After that experience, Keen asked colleagues at other institutions about their experiences teaching Dickens and received reports that they, too, were having trouble teaching the novels.
"It seemed that students were losing their connection to Dickens," she said. "That was alarming, because, amongst the Victorian novelists, Dickens is the most popular, the most fun, the easiest to read — right up there with Jane Austen."
Then came the Harry Potter series by J.K. Rowling. Students who are college freshmen and sophomores this year grew up reading the stories. Consequently, said Keen, "they get Dickens."
Reading Harry Potter, she added, is like taking a crash course in reading Dickens because "it's got the humor, it's got the caricatured names, it's got the multi-plots, it's got the really long stories that you read for hours and hours and hours, and you enjoy the fact that they're long."

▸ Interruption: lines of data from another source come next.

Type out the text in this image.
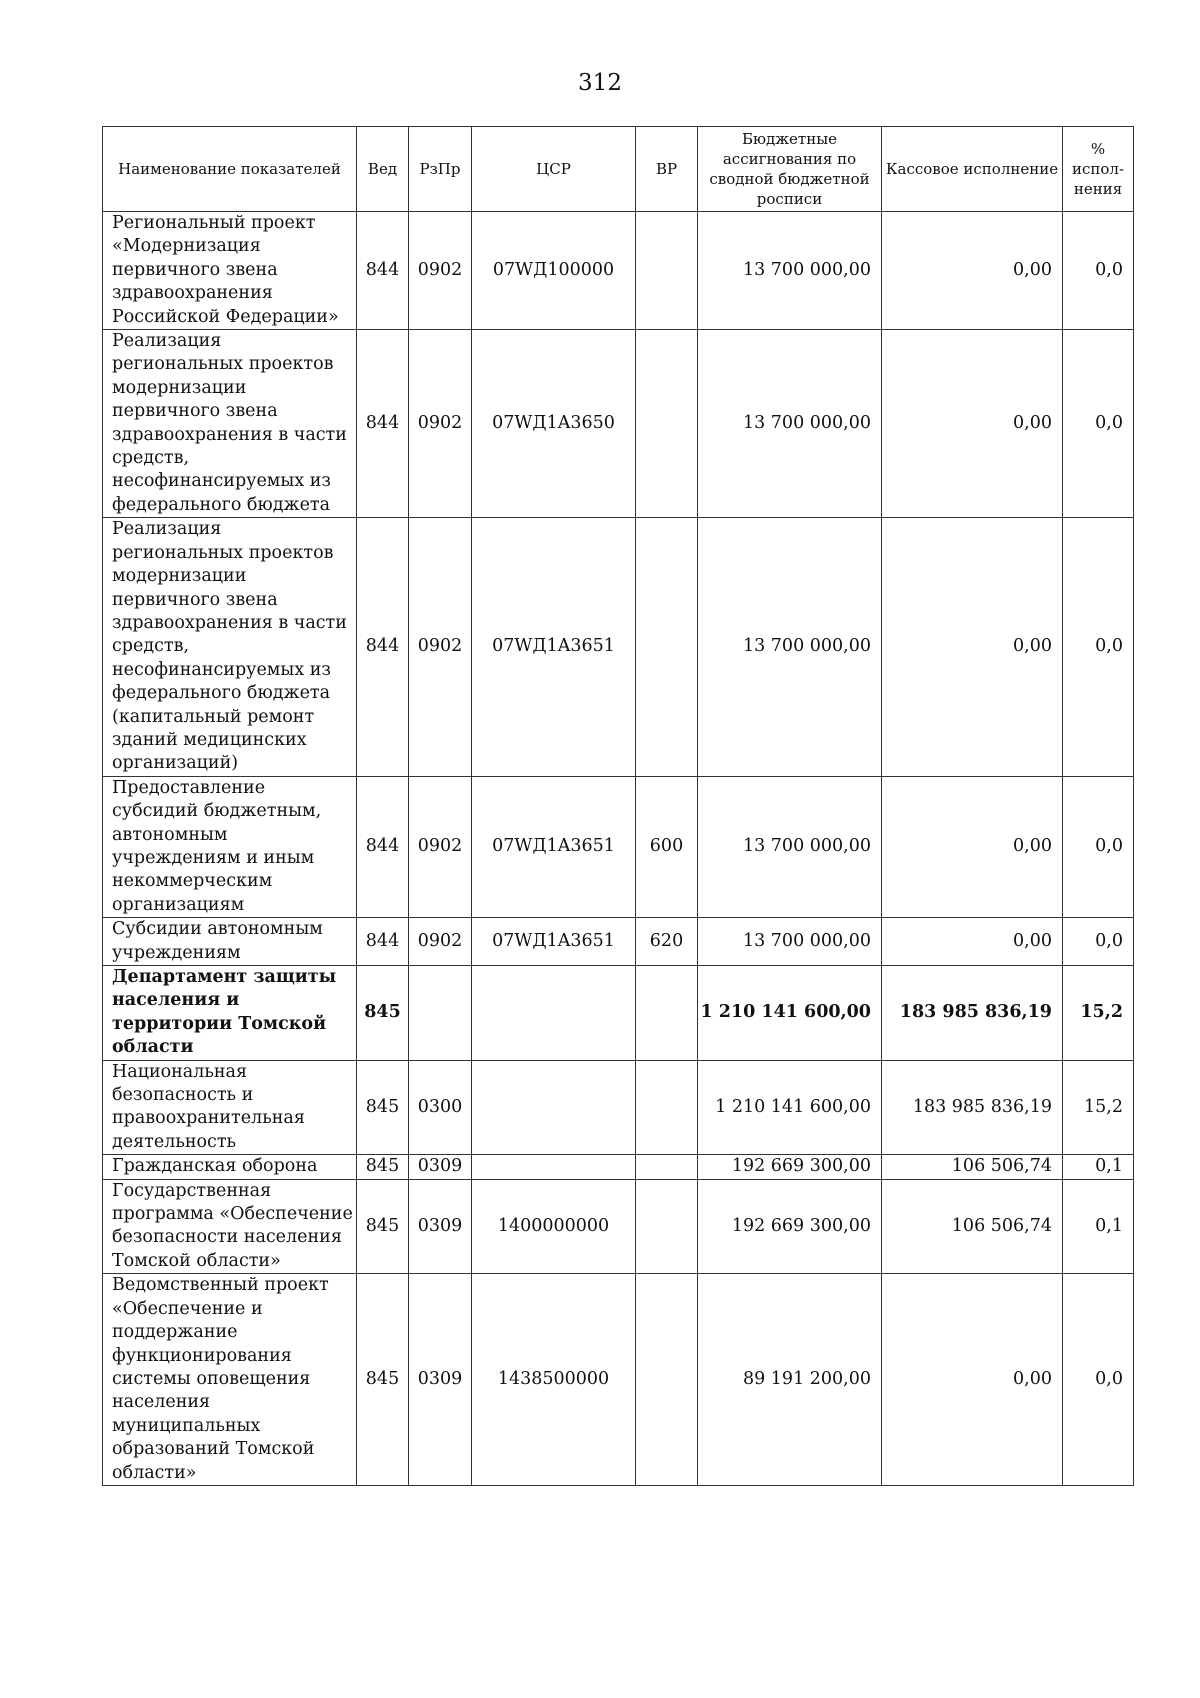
312
Наименование показателей	Вед	РзПр	ЦСР	ВР	Бюджетные ассигнования по сводной бюджетной росписи	Кассовое исполнение	% испол-нения
Региональный проект «Модернизация первичного звена здравоохранения Российской Федерации»	844	0902	07WД100000		13 700 000,00	0,00	0,0
Реализация региональных проектов модернизации первичного звена здравоохранения в части средств, несофинансируемых из федерального бюджета	844	0902	07WД1A3650		13 700 000,00	0,00	0,0
Реализация региональных проектов модернизации первичного звена здравоохранения в части средств, несофинансируемых из федерального бюджета (капитальный ремонт зданий медицинских организаций)	844	0902	07WД1A3651		13 700 000,00	0,00	0,0
Предоставление субсидий бюджетным, автономным учреждениям и иным некоммерческим организациям	844	0902	07WД1A3651	600	13 700 000,00	0,00	0,0
Субсидии автономным учреждениям	844	0902	07WД1A3651	620	13 700 000,00	0,00	0,0
Департамент защиты населения и территории Томской области	845				1 210 141 600,00	183 985 836,19	15,2
Национальная безопасность и правоохранительная деятельность	845	0300			1 210 141 600,00	183 985 836,19	15,2
Гражданская оборона	845	0309			192 669 300,00	106 506,74	0,1
Государственная программа «Обеспечение безопасности населения Томской области»	845	0309	1400000000		192 669 300,00	106 506,74	0,1
Ведомственный проект «Обеспечение и поддержание функционирования системы оповещения населения муниципальных образований Томской области»	845	0309	1438500000		89 191 200,00	0,00	0,0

Although she had scheduled the Dickens seminar with admitted trepidation, the student response was entirely different from what she encountered with Little Dorrit. And she gives all the credit to Rowling for the sea change.

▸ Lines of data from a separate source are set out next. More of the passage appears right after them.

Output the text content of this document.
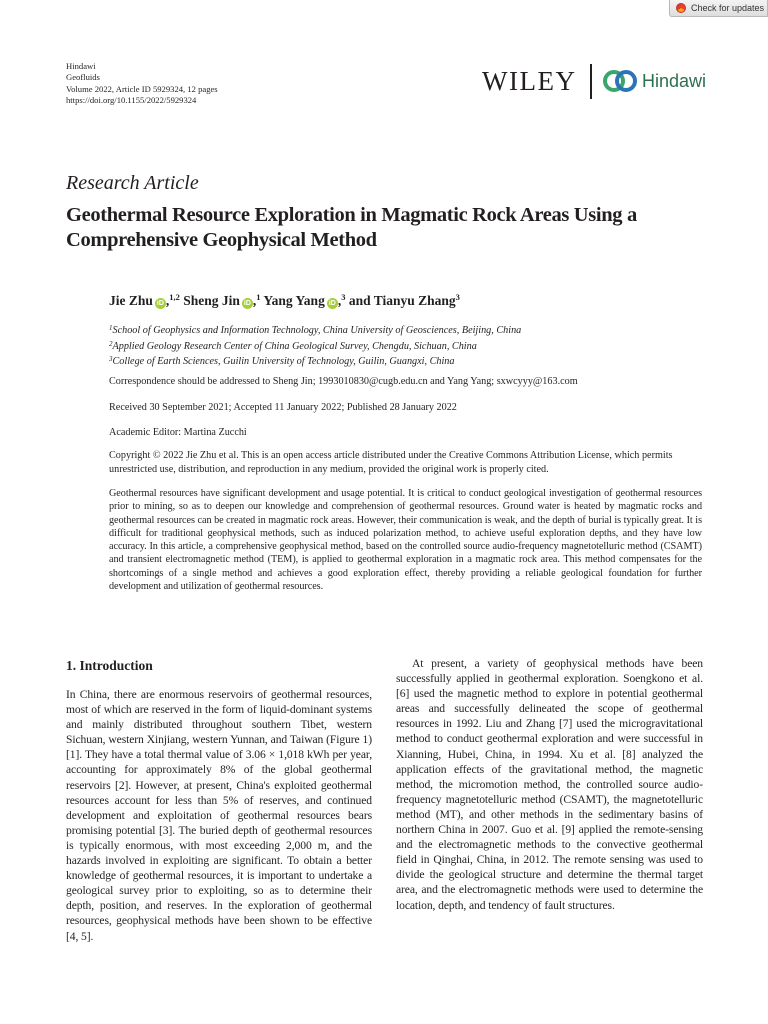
Check for updates
Hindawi
Geofluids
Volume 2022, Article ID 5929324, 12 pages
https://doi.org/10.1155/2022/5929324
WILEY	Hindawi
Research Article
Geothermal Resource Exploration in Magmatic Rock Areas Using a Comprehensive Geophysical Method
Jie Zhu iD ,$^{1,2}$ Sheng Jin iD ,$^1$ Yang Yang iD ,$^3$ and Tianyu Zhang$^3$
$^1$School of Geophysics and Information Technology, China University of Geosciences, Beijing, China
$^2$Applied Geology Research Center of China Geological Survey, Chengdu, Sichuan, China
$^3$College of Earth Sciences, Guilin University of Technology, Guilin, Guangxi, China
Correspondence should be addressed to Sheng Jin; 1993010830@cugb.edu.cn and Yang Yang; sxwcyyy@163.com
Received 30 September 2021; Accepted 11 January 2022; Published 28 January 2022
Academic Editor: Martina Zucchi
Copyright © 2022 Jie Zhu et al. This is an open access article distributed under the Creative Commons Attribution License, which permits unrestricted use, distribution, and reproduction in any medium, provided the original work is properly cited.
Geothermal resources have significant development and usage potential. It is critical to conduct geological investigation of geothermal resources prior to mining, so as to deepen our knowledge and comprehension of geothermal resources. Ground water is heated by magmatic rocks and geothermal resources can be created in magmatic rock areas. However, their communication is weak, and the depth of burial is typically great. It is difficult for traditional geophysical methods, such as induced polarization method, to achieve useful exploration depths, and they have low accuracy. In this article, a comprehensive geophysical method, based on the controlled source audio-frequency magnetotelluric method (CSAMT) and transient electromagnetic method (TEM), is applied to geothermal exploration in a magmatic rock area. This method compensates for the shortcomings of a single method and achieves a good exploration effect, thereby providing a reliable geological foundation for further development and utilization of geothermal resources.
1. Introduction
In China, there are enormous reservoirs of geothermal resources, most of which are reserved in the form of liquid-dominant systems and mainly distributed throughout southern Tibet, western Sichuan, western Xinjiang, western Yunnan, and Taiwan (Figure 1) [1]. They have a total thermal value of 3.06 × 1,018 kWh per year, accounting for approximately 8% of the global geothermal reservoirs [2]. However, at present, China's exploited geothermal resources account for less than 5% of reserves, and continued development and exploitation of geothermal resources bears promising potential [3]. The buried depth of geothermal resources is typically enormous, with most exceeding 2,000 m, and the hazards involved in exploiting are significant. To obtain a better knowledge of geothermal resources, it is important to undertake a geological survey prior to exploiting, so as to determine their depth, position, and reserves. In the exploration of geothermal resources, geophysical methods have been shown to be effective [4, 5].
At present, a variety of geophysical methods have been successfully applied in geothermal exploration. Soengkono et al. [6] used the magnetic method to explore in potential geothermal areas and successfully delineated the scope of geothermal resources in 1992. Liu and Zhang [7] used the microgravitational method to conduct geothermal exploration and were successful in Xianning, Hubei, China, in 1994. Xu et al. [8] analyzed the application effects of the gravitational method, the magnetic method, the micromotion method, the controlled source audio-frequency magnetotelluric method (CSAMT), the magnetotelluric method (MT), and other methods in the sedimentary basins of northern China in 2007. Guo et al. [9] applied the remote-sensing and the electromagnetic methods to the convective geothermal field in Qinghai, China, in 2012. The remote sensing was used to divide the geological structure and determine the thermal target area, and the electromagnetic methods were used to determine the location, depth, and tendency of fault structures.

"She primed them," said Keen. What this younger generation of college students enjoys about Dickens comes straight from the things that J.K. Rowling herself learned from reading Dickens, she said.
"It's pretty direct. She's doing a kind of kids' book version of a Dickensian world, complete with the terrible villain — Lord Voldemort is a Dickensian villain."

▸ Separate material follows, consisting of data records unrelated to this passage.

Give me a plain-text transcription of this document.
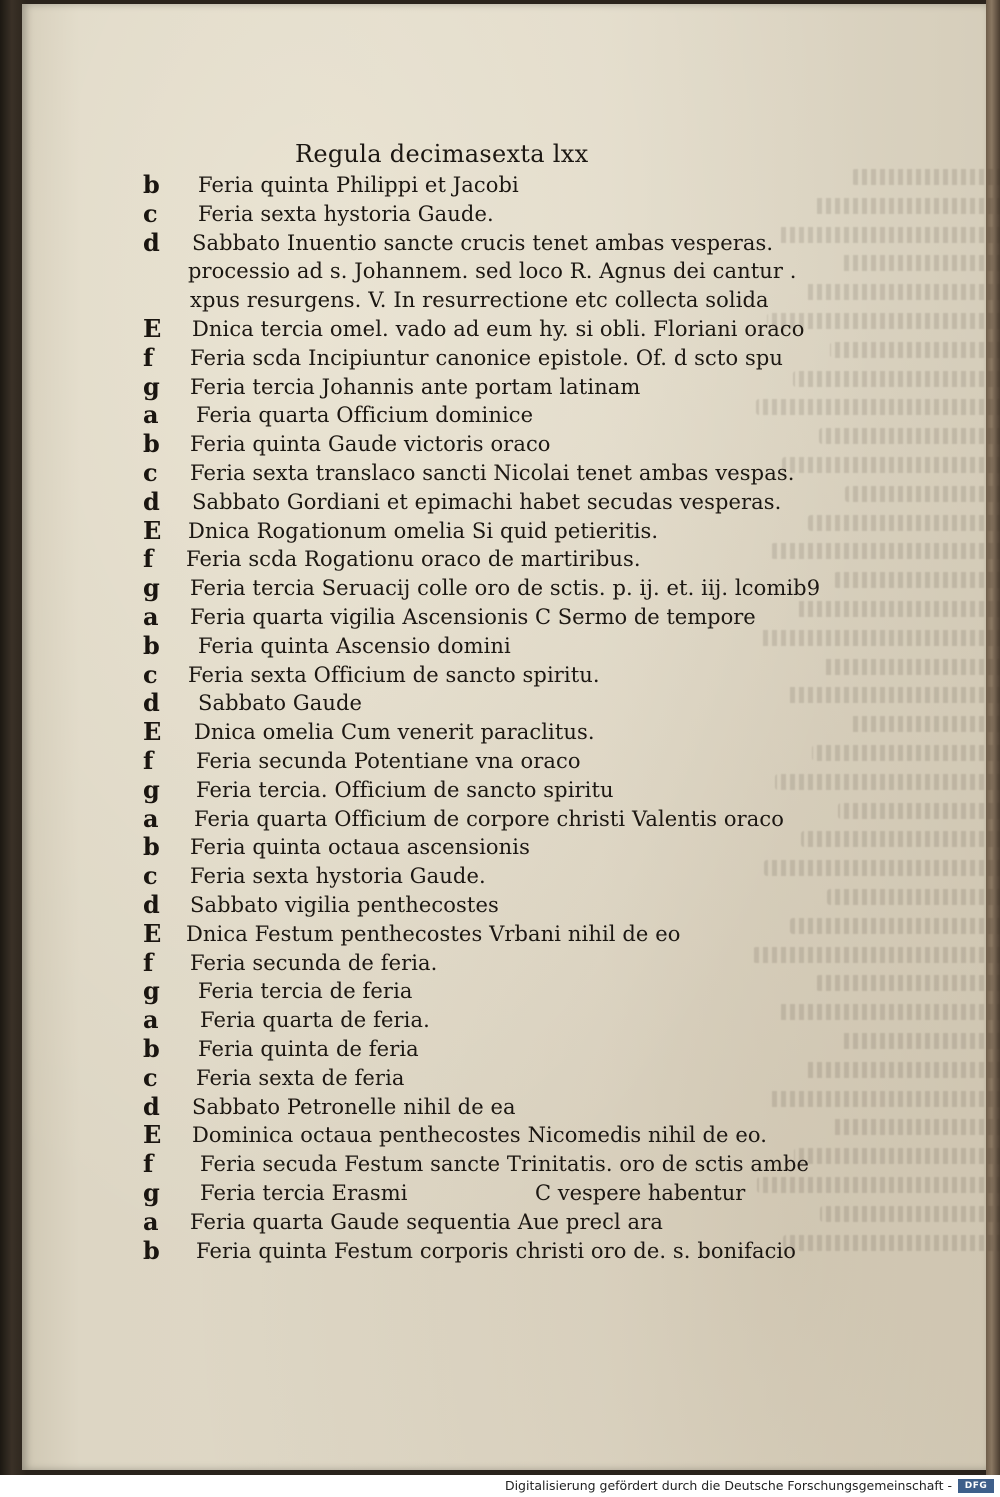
Regula decimasexta lxx
b	Feria quinta Philippi et Jacobi
c	Feria sexta hystoria Gaude.
d	Sabbato Inuentio sancte crucis tenet ambas vesperas.
processio ad s. Johannem. sed loco R. Agnus dei cantur .
xpus resurgens. V. In resurrectione etc collecta solida
E	Dnica tercia omel. vado ad eum hy. si obli. Floriani oraco
f	Feria scda Incipiuntur canonice epistole. Of. d scto spu
g	Feria tercia Johannis ante portam latinam
a	Feria quarta Officium dominice
b	Feria quinta Gaude victoris oraco
c	Feria sexta translaco sancti Nicolai tenet ambas vespas.
d	Sabbato Gordiani et epimachi habet secudas vesperas.
E	Dnica Rogationum omelia Si quid petieritis.
f	Feria scda Rogationu oraco de martiribus.
g	Feria tercia Seruacij colle oro de sctis. p. ij. et. iij. lcomib9
a	Feria quarta vigilia Ascensionis C Sermo de tempore
b	Feria quinta Ascensio domini
c	Feria sexta Officium de sancto spiritu.
d	Sabbato Gaude
E	Dnica omelia Cum venerit paraclitus.
f	Feria secunda Potentiane vna oraco
g	Feria tercia. Officium de sancto spiritu
a	Feria quarta Officium de corpore christi Valentis oraco
b	Feria quinta octaua ascensionis
c	Feria sexta hystoria Gaude.
d	Sabbato vigilia penthecostes
E	Dnica Festum penthecostes Vrbani nihil de eo
f	Feria secunda de feria.
g	Feria tercia de feria
a	Feria quarta de feria.
b	Feria quinta de feria
c	Feria sexta de feria
d	Sabbato Petronelle nihil de ea
E	Dominica octaua penthecostes Nicomedis nihil de eo.
f	Feria secuda Festum sancte Trinitatis. oro de sctis ambe
g	Feria tercia Erasmi	C vespere habentur
a	Feria quarta Gaude sequentia Aue precl ara
b	Feria quinta Festum corporis christi oro de. s. bonifacio
Digitalisierung gefördert durch die Deutsche Forschungsgemeinschaft -	DFG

Keen said she began to see some shifts in her first-year writing classes over the past couple of years, as the Harry Potter readers began entering college. "There is a different attitude toward reading for pleasure," she said. "They like to read. They like long books. They talk about books. If you're willing to meet them where they are and talk to them about what they're actually reading, there are a lot more kids in this younger generations of college students who are pleasure readers. Any time you have a whole bunch of pleasure readers, then an English professor is happy."
An additional, wholly unexpected development heightened her students' appreciation of Dickens, said Keen: the "Occupy Wall Street" movement. In particular, she recalled media coverage of an event in Washington, where protesters turned themselves into a human red carpet and invited lobbyists to walk over them.
"My students recognized that as a Dickensian piece of social satire and street theater," she said. "They were reading novels in which the villain is the Circumlocution Office, which is a government bureaucracy designed to tell people 'How Not To Do It.' Dickens is harsh on big government and incredibly selfish rich people. It was great to be teaching Dickens with that backdrop."
Keen ranks Dickens and Shakespeare as the great English-language writers who contributed catchphrases to the language, and characters that people know, even if they haven't read the books.
Although Dickens was a popular novelist in his own era, it took nearly a century after his lifetime for academia to come around. "People always loved Dickens, but there was a resistance to him as a serious novelist because he was so popular,” Keen said. “But the academy came around in the mid-20th century, and now there is a huge, lively critical establishment."